Eine Frage, die mich später im Möbelbau sehr stark beschäftigt hat, war die Frage nach den Befestigungsmöglichkeiten im Wohnmobil. Ich schreibe jetzt bewusst ganz allgemein Befestigung, denn darunter möchte ich alle möglichen Unterpunkte wie z.B. Verkleidungen, Möbel, Möbelbefestigungen, Korpusbauweisen etc. unterbringen. Alles möglichst in der kompakten Form mit dem maximalen Nutzwissen, welches man benötigt, um selbst an seinem Fahrzeug loszulegen.

Kurzes Vorwort

Es gibt einen großen Unterschied zwischen der eigenen Wohnung / dem eigenen Haus und einem Kastenwagen, wenn man den Raum betrachtet, indem etwas sicher gebaut werden soll. In einem Fahrzeug habe ich (zumindest während der Fahrt) meistens eine gewisse Dynamik, selten bleibt alles starr und unbewegt. Das ist der erste Gedanke, an den man sich gewöhnen muss, wenn man diverse Dinge für den Aufbau plant.
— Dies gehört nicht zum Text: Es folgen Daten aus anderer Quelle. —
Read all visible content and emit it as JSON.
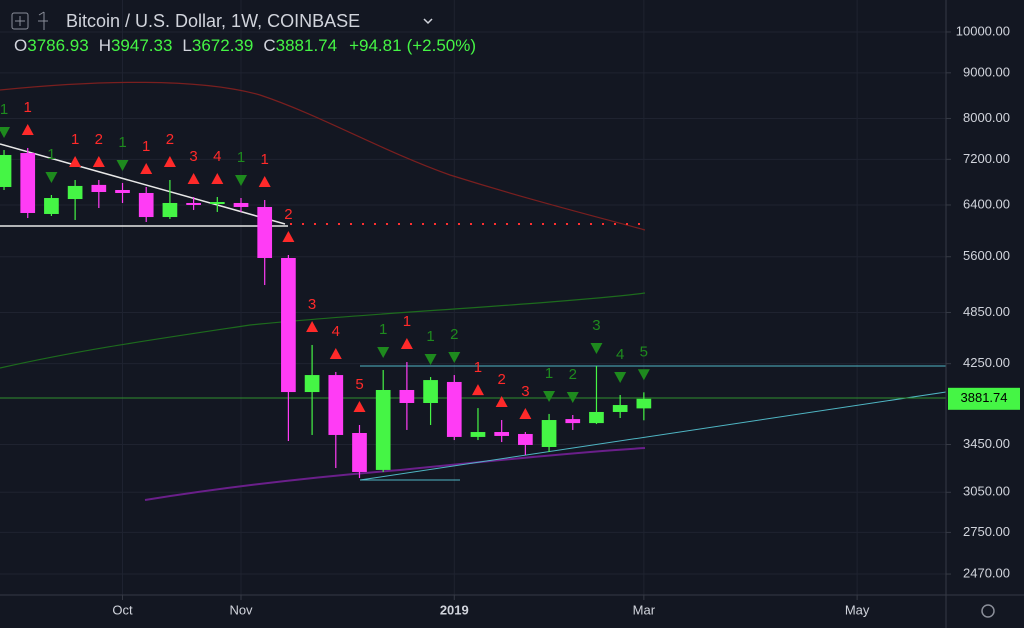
{
  "chart_data": {
    "type": "candlestick",
    "title": "Bitcoin / U.S. Dollar, 1W, COINBASE",
    "ohlc_labels": [
      "O",
      "H",
      "L",
      "C"
    ],
    "change": "+94.81",
    "change_pct": "(+2.50%)",
    "open": [
      6704,
      7318,
      6253,
      6499,
      6740,
      6652,
      6601,
      6204,
      6433,
      6416,
      6433,
      6367,
      5582,
      3950,
      4127,
      3554,
      3231,
      3971,
      3840,
      4054,
      3518,
      3563,
      3545,
      3428,
      3684,
      3646,
      3752,
      3786.93
    ],
    "high": [
      7375,
      7414,
      6567,
      6826,
      6826,
      6774,
      6704,
      6826,
      6533,
      6533,
      6516,
      6483,
      5626,
      4460,
      4160,
      3628,
      4181,
      4268,
      4106,
      4127,
      3790,
      3675,
      3563,
      3733,
      3723,
      4224,
      3920,
      3947.33
    ],
    "low": [
      6652,
      6188,
      6221,
      6157,
      6350,
      6433,
      6125,
      6173,
      6318,
      6286,
      6286,
      5206,
      3481,
      3536,
      3247,
      3164,
      3214,
      3582,
      3628,
      3490,
      3490,
      3472,
      3358,
      3384,
      3582,
      3637,
      3694,
      3672.39
    ],
    "close": [
      7281,
      6269,
      6516,
      6722,
      6618,
      6601,
      6204,
      6433,
      6400,
      6449,
      6367,
      5582,
      3950,
      4127,
      3536,
      3214,
      3971,
      3840,
      4074,
      3518,
      3563,
      3527,
      3446,
      3675,
      3646,
      3752,
      3820,
      3881.74
    ],
    "up_color": "#45f545",
    "down_color": "#ff3cf5",
    "td_markers": [
      {
        "index": 0,
        "label": "1",
        "color": "#1e8a1e"
      },
      {
        "index": 1,
        "label": "1",
        "color": "#ff2a2a"
      },
      {
        "index": 2,
        "label": "1",
        "color": "#1e8a1e"
      },
      {
        "index": 3,
        "label": "1",
        "color": "#ff2a2a"
      },
      {
        "index": 4,
        "label": "2",
        "color": "#ff2a2a"
      },
      {
        "index": 5,
        "label": "1",
        "color": "#1e8a1e"
      },
      {
        "index": 6,
        "label": "1",
        "color": "#ff2a2a"
      },
      {
        "index": 7,
        "label": "2",
        "color": "#ff2a2a"
      },
      {
        "index": 8,
        "label": "3",
        "color": "#ff2a2a"
      },
      {
        "index": 9,
        "label": "4",
        "color": "#ff2a2a"
      },
      {
        "index": 10,
        "label": "1",
        "color": "#1e8a1e"
      },
      {
        "index": 11,
        "label": "1",
        "color": "#ff2a2a"
      },
      {
        "index": 12,
        "label": "2",
        "color": "#ff2a2a"
      },
      {
        "index": 13,
        "label": "3",
        "color": "#ff2a2a"
      },
      {
        "index": 14,
        "label": "4",
        "color": "#ff2a2a"
      },
      {
        "index": 15,
        "label": "5",
        "color": "#ff2a2a"
      },
      {
        "index": 16,
        "label": "1",
        "color": "#1e8a1e"
      },
      {
        "index": 17,
        "label": "1",
        "color": "#ff2a2a"
      },
      {
        "index": 18,
        "label": "1",
        "color": "#1e8a1e"
      },
      {
        "index": 19,
        "label": "2",
        "color": "#1e8a1e"
      },
      {
        "index": 20,
        "label": "1",
        "color": "#ff2a2a"
      },
      {
        "index": 21,
        "label": "2",
        "color": "#ff2a2a"
      },
      {
        "index": 22,
        "label": "3",
        "color": "#ff2a2a"
      },
      {
        "index": 23,
        "label": "1",
        "color": "#1e8a1e"
      },
      {
        "index": 24,
        "label": "2",
        "color": "#1e8a1e"
      },
      {
        "index": 25,
        "label": "3",
        "color": "#1e8a1e"
      },
      {
        "index": 26,
        "label": "4",
        "color": "#1e8a1e"
      },
      {
        "index": 27,
        "label": "5",
        "color": "#1e8a1e"
      }
    ],
    "xlim": [
      -0.17,
      39.75
    ],
    "xticks": [
      {
        "value": 5,
        "label": "Oct"
      },
      {
        "value": 10,
        "label": "Nov"
      },
      {
        "value": 19,
        "label": "2019"
      },
      {
        "value": 27,
        "label": "Mar"
      },
      {
        "value": 36,
        "label": "May"
      }
    ],
    "ylim": [
      2340,
      10860
    ],
    "log_scale": true,
    "yticks": [
      {
        "value": 10000,
        "label": "10000.00"
      },
      {
        "value": 9000,
        "label": "9000.00"
      },
      {
        "value": 8000,
        "label": "8000.00"
      },
      {
        "value": 7200,
        "label": "7200.00"
      },
      {
        "value": 6400,
        "label": "6400.00"
      },
      {
        "value": 5600,
        "label": "5600.00"
      },
      {
        "value": 4850,
        "label": "4850.00"
      },
      {
        "value": 4250,
        "label": "4250.00"
      },
      {
        "value": 3450,
        "label": "3450.00"
      },
      {
        "value": 3050,
        "label": "3050.00"
      },
      {
        "value": 2750,
        "label": "2750.00"
      },
      {
        "value": 2470,
        "label": "2470.00"
      }
    ],
    "grid": true
  }
}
Außerdem spielt die Temperatur eine sehr wichtige Rolle. Im Fahrzeug haben wir es heutzutage mit teils vielen Werkstoffen wie Aluminium, Magnesium und Kunstoffen in Mischbauweise zu tun. In den eigenen vier Wänden besteht das Haus um uns herum aus hartem, unveränderlichen Stein. Heißt konkret, das Fahrzeug dehnt sich im Sommer aus und das wirkt sich direkt auf die verbauten Teile im Fahrzeug aus. Deswegen kommt es z.B. vor, dass plötzlich irgendwelche Möbel durch Geisterhand im Winter anfangen zu knarzen, da sich die Karosserie verzogen hat und Holz an Holz reibt.
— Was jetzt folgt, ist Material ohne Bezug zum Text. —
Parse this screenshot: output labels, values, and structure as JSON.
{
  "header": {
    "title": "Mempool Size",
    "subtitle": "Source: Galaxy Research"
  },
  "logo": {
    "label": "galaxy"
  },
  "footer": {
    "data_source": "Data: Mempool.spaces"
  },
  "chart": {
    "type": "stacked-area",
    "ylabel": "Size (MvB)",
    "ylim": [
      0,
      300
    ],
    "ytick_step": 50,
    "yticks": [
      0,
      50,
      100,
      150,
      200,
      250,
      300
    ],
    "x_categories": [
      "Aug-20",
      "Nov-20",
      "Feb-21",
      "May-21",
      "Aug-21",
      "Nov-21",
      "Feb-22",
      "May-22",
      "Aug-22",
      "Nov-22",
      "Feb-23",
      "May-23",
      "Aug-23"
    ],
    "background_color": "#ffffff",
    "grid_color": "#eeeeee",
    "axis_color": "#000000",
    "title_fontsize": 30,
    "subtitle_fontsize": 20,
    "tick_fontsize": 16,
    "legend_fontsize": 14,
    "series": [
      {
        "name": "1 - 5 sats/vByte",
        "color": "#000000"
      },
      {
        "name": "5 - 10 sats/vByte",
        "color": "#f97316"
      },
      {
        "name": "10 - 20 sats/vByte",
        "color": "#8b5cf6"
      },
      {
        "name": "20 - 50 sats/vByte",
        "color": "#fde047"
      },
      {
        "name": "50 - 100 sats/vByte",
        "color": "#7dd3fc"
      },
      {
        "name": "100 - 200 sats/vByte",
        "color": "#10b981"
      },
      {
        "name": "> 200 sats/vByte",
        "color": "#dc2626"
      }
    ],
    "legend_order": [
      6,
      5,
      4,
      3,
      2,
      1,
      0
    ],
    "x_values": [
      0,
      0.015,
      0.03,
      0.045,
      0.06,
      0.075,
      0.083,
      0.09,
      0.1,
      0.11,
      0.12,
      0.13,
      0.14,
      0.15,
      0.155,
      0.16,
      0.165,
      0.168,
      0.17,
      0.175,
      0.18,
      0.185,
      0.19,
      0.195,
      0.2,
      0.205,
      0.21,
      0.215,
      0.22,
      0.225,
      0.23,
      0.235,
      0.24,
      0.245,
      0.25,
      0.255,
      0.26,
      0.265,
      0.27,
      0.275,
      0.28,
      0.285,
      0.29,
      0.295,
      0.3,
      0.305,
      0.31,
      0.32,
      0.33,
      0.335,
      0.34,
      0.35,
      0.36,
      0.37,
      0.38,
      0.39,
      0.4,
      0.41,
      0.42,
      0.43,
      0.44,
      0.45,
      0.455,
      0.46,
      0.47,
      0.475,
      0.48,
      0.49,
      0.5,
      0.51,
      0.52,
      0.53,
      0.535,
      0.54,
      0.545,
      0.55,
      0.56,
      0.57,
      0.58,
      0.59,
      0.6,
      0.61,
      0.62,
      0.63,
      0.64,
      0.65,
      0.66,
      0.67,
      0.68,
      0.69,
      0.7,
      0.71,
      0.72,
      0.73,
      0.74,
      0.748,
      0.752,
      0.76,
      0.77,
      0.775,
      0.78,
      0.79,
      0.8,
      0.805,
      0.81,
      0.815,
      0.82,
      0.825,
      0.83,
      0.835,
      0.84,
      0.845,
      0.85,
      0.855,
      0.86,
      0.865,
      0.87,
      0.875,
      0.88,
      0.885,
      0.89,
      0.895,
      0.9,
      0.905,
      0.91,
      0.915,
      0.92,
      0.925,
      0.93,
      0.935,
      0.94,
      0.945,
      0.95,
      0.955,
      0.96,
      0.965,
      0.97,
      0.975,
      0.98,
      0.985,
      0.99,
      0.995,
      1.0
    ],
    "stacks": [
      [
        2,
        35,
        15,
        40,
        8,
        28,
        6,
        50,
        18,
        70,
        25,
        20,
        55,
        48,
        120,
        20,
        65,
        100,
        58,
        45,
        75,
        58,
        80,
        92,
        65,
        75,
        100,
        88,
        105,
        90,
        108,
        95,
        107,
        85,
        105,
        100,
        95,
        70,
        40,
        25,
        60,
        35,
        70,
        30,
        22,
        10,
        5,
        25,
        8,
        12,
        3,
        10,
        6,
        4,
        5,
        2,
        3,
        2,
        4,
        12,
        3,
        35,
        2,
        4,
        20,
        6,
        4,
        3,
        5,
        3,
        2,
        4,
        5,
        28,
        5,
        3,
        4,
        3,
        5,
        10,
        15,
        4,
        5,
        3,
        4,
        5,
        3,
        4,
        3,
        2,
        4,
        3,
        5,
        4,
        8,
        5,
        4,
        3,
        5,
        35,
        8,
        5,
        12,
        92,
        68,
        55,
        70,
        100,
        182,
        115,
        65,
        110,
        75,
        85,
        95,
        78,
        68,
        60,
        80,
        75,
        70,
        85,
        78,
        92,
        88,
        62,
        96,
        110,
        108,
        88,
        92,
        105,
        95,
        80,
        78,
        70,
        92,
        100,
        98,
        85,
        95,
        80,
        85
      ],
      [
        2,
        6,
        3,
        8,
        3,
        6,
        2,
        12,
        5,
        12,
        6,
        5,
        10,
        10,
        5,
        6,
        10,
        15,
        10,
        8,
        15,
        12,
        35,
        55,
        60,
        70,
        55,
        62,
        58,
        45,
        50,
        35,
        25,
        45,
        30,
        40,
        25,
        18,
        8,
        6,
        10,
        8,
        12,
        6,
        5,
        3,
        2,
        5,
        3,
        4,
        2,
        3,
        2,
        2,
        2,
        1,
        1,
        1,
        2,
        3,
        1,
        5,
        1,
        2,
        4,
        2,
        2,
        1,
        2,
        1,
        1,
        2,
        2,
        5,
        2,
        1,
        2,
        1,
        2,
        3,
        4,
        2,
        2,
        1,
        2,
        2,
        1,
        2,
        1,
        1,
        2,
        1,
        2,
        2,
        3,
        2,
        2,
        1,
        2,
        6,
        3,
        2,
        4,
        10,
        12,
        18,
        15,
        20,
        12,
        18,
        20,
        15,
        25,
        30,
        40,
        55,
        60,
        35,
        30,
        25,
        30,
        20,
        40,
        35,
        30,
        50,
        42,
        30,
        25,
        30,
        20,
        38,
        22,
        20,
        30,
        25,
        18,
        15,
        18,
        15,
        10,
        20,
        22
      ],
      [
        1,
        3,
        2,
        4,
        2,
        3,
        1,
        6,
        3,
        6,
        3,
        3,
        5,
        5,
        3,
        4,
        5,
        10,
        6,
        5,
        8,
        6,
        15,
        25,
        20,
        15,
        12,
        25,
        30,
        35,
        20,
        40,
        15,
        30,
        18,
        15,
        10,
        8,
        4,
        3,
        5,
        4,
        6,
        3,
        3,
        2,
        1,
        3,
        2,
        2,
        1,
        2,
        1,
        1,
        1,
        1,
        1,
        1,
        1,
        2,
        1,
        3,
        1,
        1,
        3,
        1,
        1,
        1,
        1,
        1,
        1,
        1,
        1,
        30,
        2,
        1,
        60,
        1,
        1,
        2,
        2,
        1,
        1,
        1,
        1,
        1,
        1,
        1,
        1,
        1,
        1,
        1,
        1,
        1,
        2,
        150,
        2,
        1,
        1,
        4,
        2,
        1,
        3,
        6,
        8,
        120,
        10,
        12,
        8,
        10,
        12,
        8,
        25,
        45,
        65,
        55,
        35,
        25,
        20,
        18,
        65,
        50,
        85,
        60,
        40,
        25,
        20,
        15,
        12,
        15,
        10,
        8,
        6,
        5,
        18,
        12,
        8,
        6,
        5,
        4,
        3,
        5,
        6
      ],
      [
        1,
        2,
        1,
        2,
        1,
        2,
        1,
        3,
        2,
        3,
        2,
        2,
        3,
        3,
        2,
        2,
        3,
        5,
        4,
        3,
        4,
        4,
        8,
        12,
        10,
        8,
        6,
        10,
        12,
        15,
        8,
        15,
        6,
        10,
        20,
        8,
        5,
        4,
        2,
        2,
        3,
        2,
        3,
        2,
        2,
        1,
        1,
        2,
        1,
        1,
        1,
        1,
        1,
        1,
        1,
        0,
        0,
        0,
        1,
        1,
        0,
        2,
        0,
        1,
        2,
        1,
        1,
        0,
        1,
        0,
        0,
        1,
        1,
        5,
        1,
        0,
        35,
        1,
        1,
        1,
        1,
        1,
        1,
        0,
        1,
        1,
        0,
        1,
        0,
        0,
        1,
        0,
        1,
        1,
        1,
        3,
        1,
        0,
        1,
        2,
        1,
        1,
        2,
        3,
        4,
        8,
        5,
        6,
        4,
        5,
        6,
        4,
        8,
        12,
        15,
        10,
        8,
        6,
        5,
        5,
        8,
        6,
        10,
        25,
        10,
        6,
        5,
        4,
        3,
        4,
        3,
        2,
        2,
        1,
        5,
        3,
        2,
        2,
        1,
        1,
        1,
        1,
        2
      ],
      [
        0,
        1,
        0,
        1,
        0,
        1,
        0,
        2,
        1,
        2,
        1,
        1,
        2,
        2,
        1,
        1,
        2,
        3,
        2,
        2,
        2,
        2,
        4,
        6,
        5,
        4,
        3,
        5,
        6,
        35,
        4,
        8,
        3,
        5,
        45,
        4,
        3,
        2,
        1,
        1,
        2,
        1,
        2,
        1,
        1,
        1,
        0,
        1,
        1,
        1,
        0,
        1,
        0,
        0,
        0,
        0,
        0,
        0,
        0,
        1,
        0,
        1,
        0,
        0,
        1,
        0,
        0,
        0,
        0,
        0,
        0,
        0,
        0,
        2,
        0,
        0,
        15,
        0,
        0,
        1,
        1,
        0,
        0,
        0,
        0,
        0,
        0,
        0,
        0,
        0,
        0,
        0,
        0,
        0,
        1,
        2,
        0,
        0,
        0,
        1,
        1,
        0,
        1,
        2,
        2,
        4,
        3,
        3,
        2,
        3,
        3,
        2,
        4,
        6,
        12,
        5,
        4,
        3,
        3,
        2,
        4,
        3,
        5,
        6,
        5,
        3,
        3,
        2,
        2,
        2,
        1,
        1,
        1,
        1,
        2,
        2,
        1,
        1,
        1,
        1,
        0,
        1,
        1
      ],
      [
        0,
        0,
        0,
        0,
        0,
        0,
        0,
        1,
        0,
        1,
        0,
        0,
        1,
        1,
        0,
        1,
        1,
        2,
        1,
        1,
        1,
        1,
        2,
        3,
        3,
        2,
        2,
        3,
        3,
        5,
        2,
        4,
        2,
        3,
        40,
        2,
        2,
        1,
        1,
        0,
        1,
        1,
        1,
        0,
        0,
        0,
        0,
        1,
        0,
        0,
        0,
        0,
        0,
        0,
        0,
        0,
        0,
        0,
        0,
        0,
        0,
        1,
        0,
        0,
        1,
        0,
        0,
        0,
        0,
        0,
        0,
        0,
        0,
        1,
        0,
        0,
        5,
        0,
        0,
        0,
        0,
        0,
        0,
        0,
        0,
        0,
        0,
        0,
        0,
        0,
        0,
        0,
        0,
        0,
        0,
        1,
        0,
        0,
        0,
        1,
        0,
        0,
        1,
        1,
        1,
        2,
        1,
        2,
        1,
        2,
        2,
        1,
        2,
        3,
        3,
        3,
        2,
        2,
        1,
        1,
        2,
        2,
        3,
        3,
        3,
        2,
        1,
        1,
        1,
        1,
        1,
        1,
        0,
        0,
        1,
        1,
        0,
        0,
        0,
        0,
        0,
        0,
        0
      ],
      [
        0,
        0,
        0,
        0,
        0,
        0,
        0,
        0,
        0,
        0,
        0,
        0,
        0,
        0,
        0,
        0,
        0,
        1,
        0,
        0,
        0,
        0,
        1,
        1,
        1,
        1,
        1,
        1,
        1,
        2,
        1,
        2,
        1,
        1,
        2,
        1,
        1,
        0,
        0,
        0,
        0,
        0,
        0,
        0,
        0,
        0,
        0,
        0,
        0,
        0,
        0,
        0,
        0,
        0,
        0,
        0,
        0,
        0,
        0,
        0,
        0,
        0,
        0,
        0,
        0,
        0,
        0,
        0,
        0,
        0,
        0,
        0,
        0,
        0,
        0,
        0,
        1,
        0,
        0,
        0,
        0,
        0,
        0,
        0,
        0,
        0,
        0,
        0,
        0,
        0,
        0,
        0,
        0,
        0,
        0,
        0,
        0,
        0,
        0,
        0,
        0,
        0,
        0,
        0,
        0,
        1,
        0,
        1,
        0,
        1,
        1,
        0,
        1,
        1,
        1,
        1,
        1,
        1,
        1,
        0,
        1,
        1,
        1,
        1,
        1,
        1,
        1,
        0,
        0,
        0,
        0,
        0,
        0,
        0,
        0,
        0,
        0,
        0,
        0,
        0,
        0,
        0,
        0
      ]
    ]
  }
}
Eins muss ich noch loswerden: Nichts, absolut nichts hält für ewig. Es kann sein, dass eine Verbindung möglicherweise 45 Jahre hält, es kann aber auch in so einem dynamischen Umfeld vorkommen, dass etwas bereits nach 3 Monaten abreißt. Auf dieses Eventualität muss und sollte man sich im Camper einstellen, sonst wird man nicht glücklich. Das Risiko kann natürlich durch präventive Maßnahmen in der Eintrittswahrscheinlichkeit deutlich abgesenkt werden und auf diese Punkte werden wir in den folgenden Kapitel reingehen.
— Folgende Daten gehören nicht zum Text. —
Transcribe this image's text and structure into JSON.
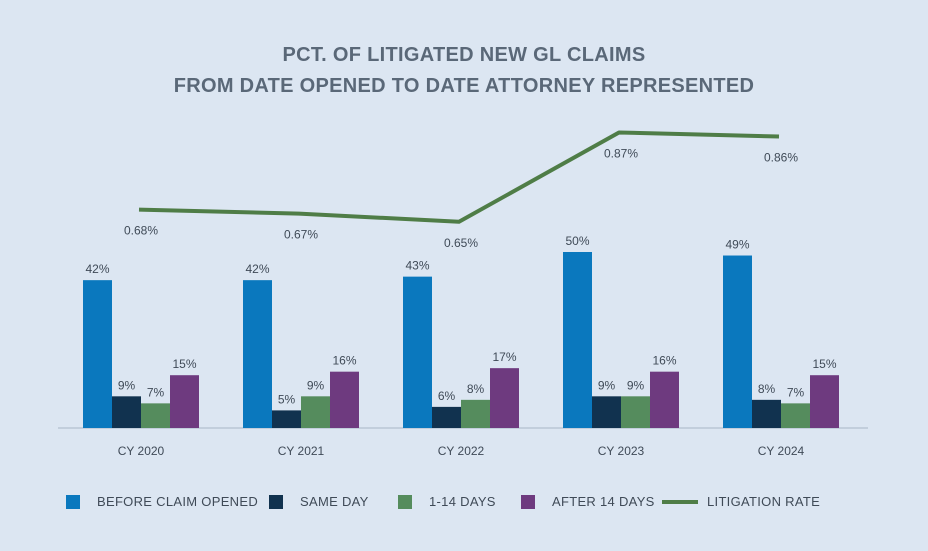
{
  "title_lines": [
    "PCT. OF LITIGATED NEW GL CLAIMS",
    "FROM DATE OPENED TO DATE ATTORNEY REPRESENTED"
  ],
  "colors": {
    "background": "#dce6f2",
    "before": "#0a78be",
    "same_day": "#11324f",
    "one_14": "#558c5d",
    "after_14": "#6e3a7f",
    "litigation": "#4f7d47",
    "text": "#3f4a57",
    "title": "#5a6878",
    "axis": "#a7b6c7"
  },
  "chart_data": {
    "type": "bar",
    "title": "PCT. OF LITIGATED NEW GL CLAIMS FROM DATE OPENED TO DATE ATTORNEY REPRESENTED",
    "categories": [
      "CY 2020",
      "CY 2021",
      "CY 2022",
      "CY 2023",
      "CY 2024"
    ],
    "series": [
      {
        "name": "BEFORE CLAIM OPENED",
        "color_key": "before",
        "values": [
          42,
          42,
          43,
          50,
          49
        ],
        "labels": [
          "42%",
          "42%",
          "43%",
          "50%",
          "49%"
        ]
      },
      {
        "name": "SAME DAY",
        "color_key": "same_day",
        "values": [
          9,
          5,
          6,
          9,
          8
        ],
        "labels": [
          "9%",
          "5%",
          "6%",
          "9%",
          "8%"
        ]
      },
      {
        "name": "1-14 DAYS",
        "color_key": "one_14",
        "values": [
          7,
          9,
          8,
          9,
          7
        ],
        "labels": [
          "7%",
          "9%",
          "8%",
          "9%",
          "7%"
        ]
      }
    ],
    "series_extra": {
      "name": "AFTER 14 DAYS",
      "color_key": "after_14",
      "values": [
        15,
        16,
        17,
        16,
        15
      ],
      "labels": [
        "15%",
        "16%",
        "17%",
        "16%",
        "15%"
      ]
    },
    "line_series": {
      "name": "LITIGATION RATE",
      "color_key": "litigation",
      "type": "line",
      "values": [
        0.68,
        0.67,
        0.65,
        0.87,
        0.86
      ],
      "labels": [
        "0.68%",
        "0.67%",
        "0.65%",
        "0.87%",
        "0.86%"
      ]
    },
    "ylim_bars": [
      0,
      57
    ],
    "ylim_line": [
      0.1,
      0.95
    ],
    "grid": false,
    "legend_position": "bottom"
  }
}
Generelle Tips zu den Befestigungen aus meiner Erfahrung

  • Befestigung von Möbeln und Geräte auch immer in Beschleunigungsrichtung absichern
  • Wenn möglich, metrische Schrauben verwenden: Mehrfachverwendung, erhöhte Sicherheit
  • Möbel- und Wändebewegung zulassen. Zum Beispiel durch Nuten oder Alu-U-Profile
  • Technikzugänge nicht zubauen => Revisionsklappen und -öffnungen berücksichtigen
  • Möglichst auf Leichtbau setzen => schwere Masse verursacht mehr Bewegungsenergie bei Bewegung

Möbelbau und die Verbindung

Beim Bau der Möbel gibt es nicht sonderlich viel zu beachten. Nehmen wir an, wir möchten einen Oberschrank in einfacher rechteckiger Form bauen. Man braucht vier Holzplatten und evtl. eine Rückplatte. Man kann jetzt die entsprechenden Holzschrauben (ich nehme am liebsten original SPAX oder Würth Schrauben) nehmen, WICHTIG: Löcher in das Holz vorbohren, ansenken und dann die Platten miteinander verbinden.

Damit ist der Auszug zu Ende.